COM (2000) 548 final
du 06/09/2000
Date d'adoption du texte par les instances européennes : 19/01/2001
Examen dans le cadre de l'article 88-4 de la Constitution
Texte déposé au Sénat le 10/10/2000Examen : 29/11/2000 (délégation pour l'Union européenne)
Réunion du mercredi 29 novembre 2000
Politique sociale
Communication de Mme
Marie-Madeleine Dieulangard
sur l'agenda pour la politique sociale (E 1497)
et sur les
lignes directrices pour les politiques de l'emploi (E 1559)
Ma communication d'aujourd'hui porte sur deux textes qui nous sont soumis dans le cadre de l'article 88-4 de la Constitution : le premier est l'agenda pour la politique sociale, et le second est le projet de lignes directrices pour l'emploi.
J'ai choisi de les présenter dans une même communication, car ce sont deux textes complémentaires et qui vont dans le même sens. Ils ont d'ailleurs été examinés par une même formation du Conseil, le Conseil « emploi/affaires sociales » qui s'est réuni hier et avant-hier. Ils seront ensuite à l'ordre du jour du Conseil européen de Nice, le 7 décembre prochain.
I - L'AGENDA POUR LA POLITIQUE SOCIALE (E 1497)
Je vais tout d'abord aborder l'agenda pour la politique sociale. Ce document prend la forme d'une communication de la Commission européenne, préparée à la demande du Conseil européen de Lisbonne.
Comme vous le savez, cette réunion de Lisbonne du Conseil européen, qui s'est tenue en mars dernier, a donné à l'Union un « nouvel objectif stratégique » pour les années 2000-2006, à savoir « devenir l'économie de la connaissance la plus compétitive et la plus dynamique du monde, capable d'une croissance économique durable accompagnée d'une amélioration quantitative et qualitative de l'emploi et d'une plus grande cohésion sociale ».
· L'idée essentielle est celle d'une interdépendance, d'un renforcement mutuel entre les trois aspects de cet « objectif stratégique » :
- croissance économique fondée sur les nouvelles technologies,
- amélioration de l'emploi,
- cohésion sociale.
C'est pourquoi, dans l'agenda social, l'objectif est représenté sous la forme d'un triangle :
Politique sociale
Qualité sociale/Cohésion sociale
Plein emploi/Qualité du travail
Compétitivité/Dynamisme
Politique de l'emploi
Politique économique
Cette représentation entend suggérer qu'il n'y a pas lieu de séparer, encore moins d'opposer les différents pôles du triangle, mais au contraire d'entrer dans un cercle vertueux où ils se renforcent réciproquement.
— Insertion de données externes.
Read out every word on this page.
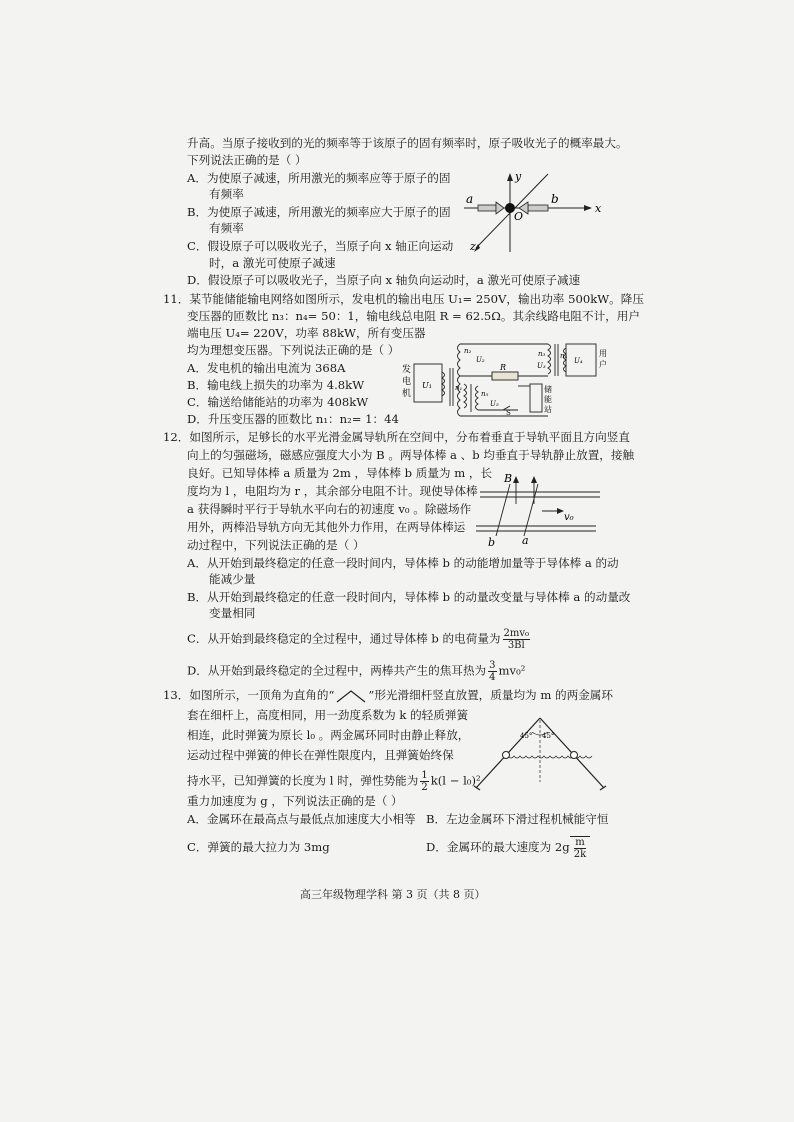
升高。当原子接收到的光的频率等于该原子的固有频率时，原子吸收光子的概率最大。
下列说法正确的是（ ）
A．为使原子减速，所用激光的频率应等于原子的固
有频率
B．为使原子减速，所用激光的频率应大于原子的固
有频率
C．假设原子可以吸收光子，当原子向 x 轴正向运动
时，a 激光可使原子减速
D．假设原子可以吸收光子，当原子向 x 轴负向运动时，a 激光可使原子减速
y
x
z
O
a	b
11．某节能储能输电网络如图所示，发电机的输出电压 U₁= 250V，输出功率 500kW。降压
变压器的匝数比 n₃：n₄= 50：1，输电线总电阻 R = 62.5Ω。其余线路电阻不计，用户
端电压 U₄= 220V，功率 88kW，所有变压器
均为理想变压器。下列说法正确的是（ ）
A．发电机的输出电流为 368A
B．输电线上损失的功率为 4.8kW
C．输送给储能站的功率为 408kW
D．升压变压器的匝数比 n₁：n₂= 1：44
发
电
机
U₁
n₂
U₂
n₁
R
n₃
U₃
n₄
U₄
用
户
n₅
U₅
S
储
能
站
12．如图所示，足够长的水平光滑金属导轨所在空间中，分布着垂直于导轨平面且方向竖直
向上的匀强磁场，磁感应强度大小为 B 。两导体棒 a 、b 均垂直于导轨静止放置，接触
良好。已知导体棒 a 质量为 2m ，导体棒 b 质量为 m ，长
度均为 l ，电阻均为 r ，其余部分电阻不计。现使导体棒
a 获得瞬时平行于导轨水平向右的初速度 v₀ 。除磁场作
用外，两棒沿导轨方向无其他外力作用，在两导体棒运
动过程中，下列说法正确的是（ ）
A．从开始到最终稳定的任意一段时间内，导体棒 b 的动能增加量等于导体棒 a 的动
能减少量
B．从开始到最终稳定的任意一段时间内，导体棒 b 的动量改变量与导体棒 a 的动量改
变量相同
C．从开始到最终稳定的全过程中，通过导体棒 b 的电荷量为 $\frac{\text{2mv₀}}{3Bl}$
D．从开始到最终稳定的全过程中，两棒共产生的焦耳热为 $\frac{3}{4} mv_0^2$
B
v₀
b a
13．如图所示，一顶角为直角的“	”形光滑细杆竖直放置，质量均为 m 的两金属环
套在细杆上，高度相同，用一劲度系数为 k 的轻质弹簧
相连，此时弹簧为原长 l₀ 。两金属环同时由静止释放，
运动过程中弹簧的伸长在弹性限度内，且弹簧始终保
持水平，已知弹簧的长度为 l 时，弹性势能为 $\frac{1}{2} k(l - l_0)^2$
重力加速度为 g ，下列说法正确的是（ ）
A．金属环在最高点与最低点加速度大小相等 B．左边金属环下滑过程机械能守恒
C．弹簧的最大拉力为 3mg	D．金属环的最大速度为 $2g \frac{m}{2k}$
45° 45°
高三年级物理学科 第 3 页（共 8 页）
Car une protection sociale efficace concourt en réalité à la compétitivité économique en favorisant l'adaptation au changement et en évitant le sous-emploi des ressources humaines ; et le relèvement du taux d'emploi (le taux d'emploi est le rapport entre le nombre de personnes employées et le nombre de personnes en âge de travailler) est le principal moyen d'assurer le financement durable des systèmes de protection sociale.
La Commission européenne met tout particulièrement l'accent sur la notion de qualité du travail, qui porte sur plusieurs aspects :
- le contenu même du travail, que les nouvelles technologies de l'information tendent à modifier et à faire évoluer constamment, ce qui impose que la formation tout au long de la vie prenne une importance centrale;
- les relations entre les partenaires sociaux dans l'entreprise ;
- l'effort pour permettre de mieux concilier la vie professionnelle et la vie privée et pour rendre plus facile la mobilité géographique et professionnelle ;
- les normes de travail, la santé et la sécurité professionnelles.
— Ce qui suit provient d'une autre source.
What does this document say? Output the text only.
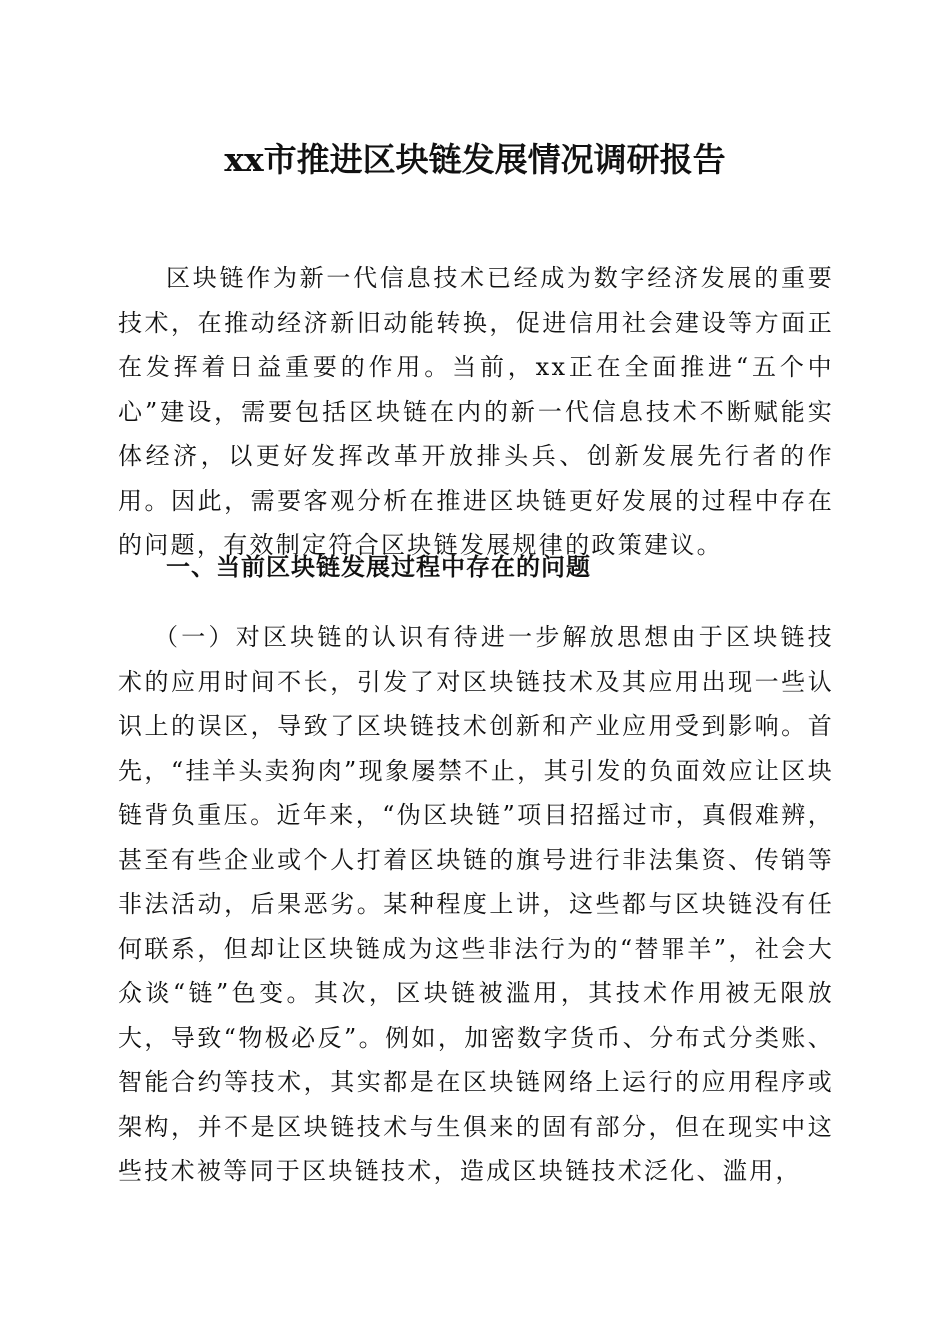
xx市推进区块链发展情况调研报告

区块链作为新一代信息技术已经成为数字经济发展的重要技术，在推动经济新旧动能转换，促进信用社会建设等方面正在发挥着日益重要的作用。当前，xx正在全面推进“五个中心”建设，需要包括区块链在内的新一代信息技术不断赋能实体经济，以更好发挥改革开放排头兵、创新发展先行者的作用。因此，需要客观分析在推进区块链更好发展的过程中存在的问题，有效制定符合区块链发展规律的政策建议。

一、当前区块链发展过程中存在的问题

（一）对区块链的认识有待进一步解放思想由于区块链技术的应用时间不长，引发了对区块链技术及其应用出现一些认识上的误区，导致了区块链技术创新和产业应用受到影响。首先，“挂羊头卖狗肉”现象屡禁不止，其引发的负面效应让区块链背负重压。近年来，“伪区块链”项目招摇过市，真假难辨，甚至有些企业或个人打着区块链的旗号进行非法集资、传销等非法活动，后果恶劣。某种程度上讲，这些都与区块链没有任何联系，但却让区块链成为这些非法行为的“替罪羊”，社会大众谈“链”色变。其次，区块链被滥用，其技术作用被无限放大，导致“物极必反”。例如，加密数字货币、分布式分类账、智能合约等技术，其实都是在区块链网络上运行的应用程序或架构，并不是区块链技术与生俱来的固有部分，但在现实中这些技术被等同于区块链技术，造成区块链技术泛化、滥用，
· Pour mettre en oeuvre le « nouvel objectif stratégique », la Commission européenne suggère une méthode relevant de ce qu'il est convenu d'appeler la « nouvelle gouvernance ». La priorité est de mobiliser les différents acteurs autour de l'objectif commun et de coordonner leurs efforts. Cette méthode n'exclut pas l'adoption de normes communes, mais n'en fait pas un moyen d'intervention exclusif.
On peut souligner dans cette approche trois aspects :
- pour ce qui est de l'action des Etats, la méthode est celle de la coordination ouverte des politiques. Cette méthode s'est d'abord appliquée dans le domaine des politiques économiques après le traité de Maastricht, elle s'est ensuite appliquée aux politiques de l'emploi après le traité d'Amsterdam, elle apparaît aujourd'hui également comme la méthode privilégiée dans le domaine social. Dans le cadre de cette méthode, les Etats fixent en commun des objectifs généraux, et c'est ensuite à chaque Etat, pour l'essentiel, de définir les moyens d'y parvenir, avec des clauses de rendez-vous, une surveillance multilatérale et des évaluations régulières ;
- le deuxième aspect sur lequel insiste la Commission européenne, est l'implication de tous les acteurs, Etats, collectivités locales, partenaires sociaux, ONG.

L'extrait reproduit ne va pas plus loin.